Let’s look at investment. According to Women’s World Banking (WWB), “nearly one billion women around the world are unserved or underserved by the formal financial sector and unable to reach their full economic potential.” In developing countries, there are millions of micro-entrepreneurs in the informal sector who also struggle to access capital to grow their businesses. By unlocking and deploying formal and informal capital for women entrepreneurs at a rate equal to men, “$12 trillion could be added to global annual GDP by 2025” (WWB). As we know from the prior evidence, women invest their profits back into their businesses, their families, and their communities, proving that financial inclusion and investment in women entrepreneurs is a catalyst for profound inclusive growth.

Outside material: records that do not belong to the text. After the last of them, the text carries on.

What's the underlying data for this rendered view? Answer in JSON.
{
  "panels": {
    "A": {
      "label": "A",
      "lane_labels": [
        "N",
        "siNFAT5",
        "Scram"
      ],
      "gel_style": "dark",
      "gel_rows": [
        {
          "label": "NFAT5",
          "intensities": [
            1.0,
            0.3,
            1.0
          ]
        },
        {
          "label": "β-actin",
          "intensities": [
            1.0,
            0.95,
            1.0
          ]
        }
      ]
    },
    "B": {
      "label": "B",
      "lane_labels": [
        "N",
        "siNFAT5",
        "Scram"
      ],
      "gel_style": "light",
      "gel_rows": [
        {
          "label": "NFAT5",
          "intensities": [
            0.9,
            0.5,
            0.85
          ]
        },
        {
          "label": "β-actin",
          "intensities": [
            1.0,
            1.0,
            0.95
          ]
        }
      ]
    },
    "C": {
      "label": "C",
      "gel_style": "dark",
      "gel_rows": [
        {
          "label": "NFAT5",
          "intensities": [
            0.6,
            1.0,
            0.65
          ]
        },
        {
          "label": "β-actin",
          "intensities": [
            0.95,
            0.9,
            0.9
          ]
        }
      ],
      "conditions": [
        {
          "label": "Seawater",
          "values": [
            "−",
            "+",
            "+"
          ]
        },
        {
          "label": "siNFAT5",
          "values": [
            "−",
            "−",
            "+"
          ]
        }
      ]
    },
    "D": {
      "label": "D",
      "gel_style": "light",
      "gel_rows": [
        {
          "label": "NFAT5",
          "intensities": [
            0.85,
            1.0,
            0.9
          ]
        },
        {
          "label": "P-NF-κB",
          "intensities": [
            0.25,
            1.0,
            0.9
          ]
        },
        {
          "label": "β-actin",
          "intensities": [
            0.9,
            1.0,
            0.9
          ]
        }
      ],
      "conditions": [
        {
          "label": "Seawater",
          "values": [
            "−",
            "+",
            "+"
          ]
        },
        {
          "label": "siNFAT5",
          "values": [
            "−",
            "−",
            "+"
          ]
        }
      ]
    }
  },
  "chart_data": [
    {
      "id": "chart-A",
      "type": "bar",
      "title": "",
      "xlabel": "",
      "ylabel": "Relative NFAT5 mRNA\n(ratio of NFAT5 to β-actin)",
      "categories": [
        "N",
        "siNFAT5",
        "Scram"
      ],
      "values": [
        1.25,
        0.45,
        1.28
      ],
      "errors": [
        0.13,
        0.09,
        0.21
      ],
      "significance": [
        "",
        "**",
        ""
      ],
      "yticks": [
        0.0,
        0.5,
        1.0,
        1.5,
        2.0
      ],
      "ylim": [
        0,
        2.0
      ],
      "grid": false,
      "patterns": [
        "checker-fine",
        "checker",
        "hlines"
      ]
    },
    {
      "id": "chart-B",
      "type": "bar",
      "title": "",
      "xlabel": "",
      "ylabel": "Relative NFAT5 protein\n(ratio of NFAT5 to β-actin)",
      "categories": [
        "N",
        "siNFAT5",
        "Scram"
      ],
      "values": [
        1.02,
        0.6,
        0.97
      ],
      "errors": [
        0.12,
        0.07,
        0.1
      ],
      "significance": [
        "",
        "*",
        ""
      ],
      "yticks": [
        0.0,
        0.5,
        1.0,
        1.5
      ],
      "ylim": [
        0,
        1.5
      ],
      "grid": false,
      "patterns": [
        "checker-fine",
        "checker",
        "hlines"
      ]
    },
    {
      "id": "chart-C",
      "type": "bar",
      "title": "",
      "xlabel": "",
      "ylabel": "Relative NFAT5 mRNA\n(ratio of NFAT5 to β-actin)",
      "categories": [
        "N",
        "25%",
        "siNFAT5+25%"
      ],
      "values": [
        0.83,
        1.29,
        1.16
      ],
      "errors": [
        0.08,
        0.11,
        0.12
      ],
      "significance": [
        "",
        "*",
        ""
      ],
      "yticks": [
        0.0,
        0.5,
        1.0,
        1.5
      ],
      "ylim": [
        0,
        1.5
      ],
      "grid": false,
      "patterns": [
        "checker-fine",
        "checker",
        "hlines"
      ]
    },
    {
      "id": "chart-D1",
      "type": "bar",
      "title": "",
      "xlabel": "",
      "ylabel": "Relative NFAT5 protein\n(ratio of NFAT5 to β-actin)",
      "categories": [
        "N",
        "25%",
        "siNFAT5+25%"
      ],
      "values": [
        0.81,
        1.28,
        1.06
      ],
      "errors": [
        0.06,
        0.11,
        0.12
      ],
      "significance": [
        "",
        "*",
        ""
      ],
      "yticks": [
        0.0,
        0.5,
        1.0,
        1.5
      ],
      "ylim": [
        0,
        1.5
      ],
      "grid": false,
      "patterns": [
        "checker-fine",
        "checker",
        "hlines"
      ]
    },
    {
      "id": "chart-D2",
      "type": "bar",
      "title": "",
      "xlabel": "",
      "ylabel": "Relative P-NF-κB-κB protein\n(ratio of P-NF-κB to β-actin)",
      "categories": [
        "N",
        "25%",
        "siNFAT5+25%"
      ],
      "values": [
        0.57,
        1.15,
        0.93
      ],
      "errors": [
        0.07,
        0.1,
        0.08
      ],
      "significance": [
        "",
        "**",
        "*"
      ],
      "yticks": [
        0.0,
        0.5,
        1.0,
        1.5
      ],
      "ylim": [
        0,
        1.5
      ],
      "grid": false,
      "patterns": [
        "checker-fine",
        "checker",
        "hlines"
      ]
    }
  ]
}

Another powerful argument for investing in women and women-led businesses is mentorship. Women entrepreneurs inspire and mentor other women to become entrepreneurs. In Salima’s case, one of the farmers she worked with, Alice Zulu, followed in Salima’s footsteps. First, Alice applied the agricultural training she received from Salima to increase her income. Then, Alice invested her profits back into her business and her household. Alice expanded the land she was cultivating and diversified her crops. She then decided, like Salima, to also invest her time in becoming a Farm Business Advisor. Alice now serves multiple farmers, the majority of whom are women, in her community. As Alice has expanded her business, she has built a new house for her family and is in the process of building an additional house near the main road to rent out as a secondary income source. And like Salima, Alice is inspiring a whole new community of women to think bigger, invest more, and improve the lives of their own families.
Learning from Salima and Alice not only inspires me to share more about how they thrive on their own terms, but I also find that their experiences and efforts provide both hope and a blueprint for how our global community can make a dent in eliminating poverty in an inclusive and sustainable way. By investing in women entrepreneurs like Salima and Alice, and organizations that work alongside them, we can accelerate our progress toward not only achieving the SDGs but also dismantling multidimensional poverty. Globally, we have the resources required to end poverty in our lifetime. It’s time now to put them to use in the best way possible — investing in women.